O
desembargador Federal Reynaldo Fonseca, do TRF da 1ª região, autorizou o
funcionamento da Embrasystem - BBOM nas modalidades venda direta e
bonificação por indicação de consumidor final do produto. O magistrado
também liberou parte dos valores do ativo da empresa para pagar os
funcionários e arcar com as despesas necessárias à manutenção da
companhia.
A Embrasystem -
BBOM é acusada de pirâmide financeira, prática comercial abusiva e
ilegal. De acordo com o MPF/GO, a empresa utiliza método que propõe
premiar os consumidores pela adesão, indicação e/ou revenda de
rastreadores e de serviço de monitoramento e rastreamento.
O esquema
funciona da seguinte maneira: os participantes são remunerados pelo
recrutamento de outros indivíduos ao sistema, sem se levar em
consideração a real geração de vendas dos produtos, privilegiando os
associados mais antigos, que figuram no topo da pirâmide, e sujeitando a
perdas os associados que compõem a base da pirâmide.
Segundo
Fonseca, "a 'pirâmide financeira' caracteriza-se por oferecer a seus
associados uma perspectiva de lucros, remuneração e benefícios futuros
cujo pagamento depende do ingresso de novos investidores.
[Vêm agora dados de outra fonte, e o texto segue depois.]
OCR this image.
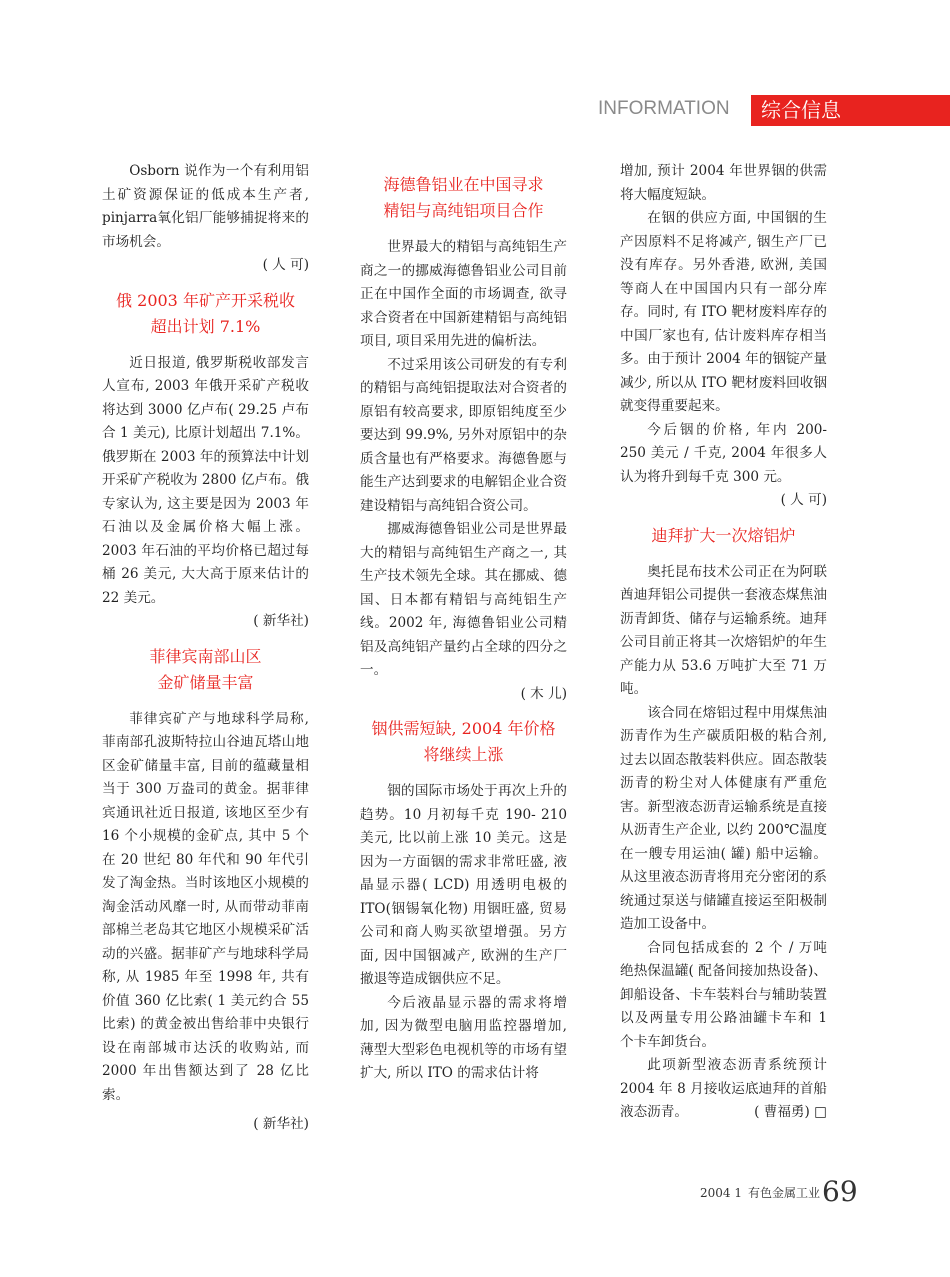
INFORMATION	综合信息

Osborn 说作为一个有利用铝土矿资源保证的低成本生产者, pinjarra氧化铝厂能够捕捉将来的市场机会。

( 人 可)
俄 2003 年矿产开采税收
超出计划 7.1%

近日报道, 俄罗斯税收部发言人宣布, 2003 年俄开采矿产税收将达到 3000 亿卢布( 29.25 卢布合 1 美元), 比原计划超出 7.1%。俄罗斯在 2003 年的预算法中计划开采矿产税收为 2800 亿卢布。俄专家认为, 这主要是因为 2003 年石油以及金属价格大幅上涨。2003 年石油的平均价格已超过每桶 26 美元, 大大高于原来估计的 22 美元。

( 新华社)
菲律宾南部山区
金矿储量丰富

菲律宾矿产与地球科学局称, 菲南部孔波斯特拉山谷迪瓦塔山地区金矿储量丰富, 目前的蕴藏量相当于 300 万盎司的黄金。据菲律宾通讯社近日报道, 该地区至少有 16 个小规模的金矿点, 其中 5 个在 20 世纪 80 年代和 90 年代引发了淘金热。当时该地区小规模的淘金活动风靡一时, 从而带动菲南部棉兰老岛其它地区小规模采矿活动的兴盛。据菲矿产与地球科学局称, 从 1985 年至 1998 年, 共有价值 360 亿比索( 1 美元约合 55 比索) 的黄金被出售给菲中央银行设在南部城市达沃的收购站, 而 2000 年出售额达到了 28 亿比索。

( 新华社)
海德鲁铝业在中国寻求
精铝与高纯铝项目合作

世界最大的精铝与高纯铝生产商之一的挪威海德鲁铝业公司目前正在中国作全面的市场调查, 欲寻求合资者在中国新建精铝与高纯铝项目, 项目采用先进的偏析法。

不过采用该公司研发的有专利的精铝与高纯铝提取法对合资者的原铝有较高要求, 即原铝纯度至少要达到 99.9%, 另外对原铝中的杂质含量也有严格要求。海德鲁愿与能生产达到要求的电解铝企业合资建设精铝与高纯铝合资公司。

挪威海德鲁铝业公司是世界最大的精铝与高纯铝生产商之一, 其生产技术领先全球。其在挪威、德国、日本都有精铝与高纯铝生产线。2002 年, 海德鲁铝业公司精铝及高纯铝产量约占全球的四分之一。

( 木 儿)
铟供需短缺, 2004 年价格
将继续上涨

铟的国际市场处于再次上升的趋势。10 月初每千克 190- 210 美元, 比以前上涨 10 美元。这是因为一方面铟的需求非常旺盛, 液晶显示器( LCD) 用透明电极的 ITO(铟锡氧化物) 用铟旺盛, 贸易公司和商人购买欲望增强。另方面, 因中国铟减产, 欧洲的生产厂撤退等造成铟供应不足。

今后液晶显示器的需求将增加, 因为微型电脑用监控器增加, 薄型大型彩色电视机等的市场有望扩大, 所以 ITO 的需求估计将

增加, 预计 2004 年世界铟的供需将大幅度短缺。

在铟的供应方面, 中国铟的生产因原料不足将减产, 铟生产厂已没有库存。另外香港, 欧洲, 美国等商人在中国国内只有一部分库存。同时, 有 ITO 靶材废料库存的中国厂家也有, 估计废料库存相当多。由于预计 2004 年的铟锭产量减少, 所以从 ITO 靶材废料回收铟就变得重要起来。

今后铟的价格, 年内 200- 250 美元 / 千克, 2004 年很多人认为将升到每千克 300 元。

( 人 可)
迪拜扩大一次熔铝炉

奥托昆布技术公司正在为阿联酋迪拜铝公司提供一套液态煤焦油沥青卸货、储存与运输系统。迪拜公司目前正将其一次熔铝炉的年生产能力从 53.6 万吨扩大至 71 万吨。

该合同在熔铝过程中用煤焦油沥青作为生产碳质阳极的粘合剂, 过去以固态散装料供应。固态散装沥青的粉尘对人体健康有严重危害。新型液态沥青运输系统是直接从沥青生产企业, 以约 200℃温度在一艘专用运油( 罐) 船中运输。从这里液态沥青将用充分密闭的系统通过泵送与储罐直接运至阳极制造加工设备中。

合同包括成套的 2 个 / 万吨绝热保温罐( 配备间接加热设备)、卸船设备、卡车装料台与辅助装置以及两量专用公路油罐卡车和 1 个卡车卸货台。

此项新型液态沥青系统预计 2004 年 8 月接收运底迪拜的首船液态沥青。	( 曹福勇) □
$^{2004 1}$ $^{有色金属工业}$69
Contudo, como,
a partir de um determinado momento, mostra-se inviável manter o
ingresso de novos investidores em proporção suficiente para que suas
novas contribuições arquem com os lucros prometidos àqueles que
ingressaram previamente no esquema, o sistema não tem como se alimentar
de recursos e entra em colapso, prejudicando aqueles que aderiram por
último, uma vez que não chegam a recuperar nem mesmo o montante
investido".
Apesar de
constatar o emprego do esquema de pirâmide, o desembargador entendeu que
duas formas de ganho (venda direta e bonificação por indicação de
consumidor final do produto) "não geram expectativas ilusórias no
consumidor que a eles resolve aderir".
Além disso, o
magistrado concluiu que não há justificativa plausível para que a
empresa seja impedida de pagar seus funcionários, tributos, contas e
fornecedores.
O escritório Silveira, Ribeiro e Advogados Associados atuou na causa em defesa da Embrasystem - BBOM.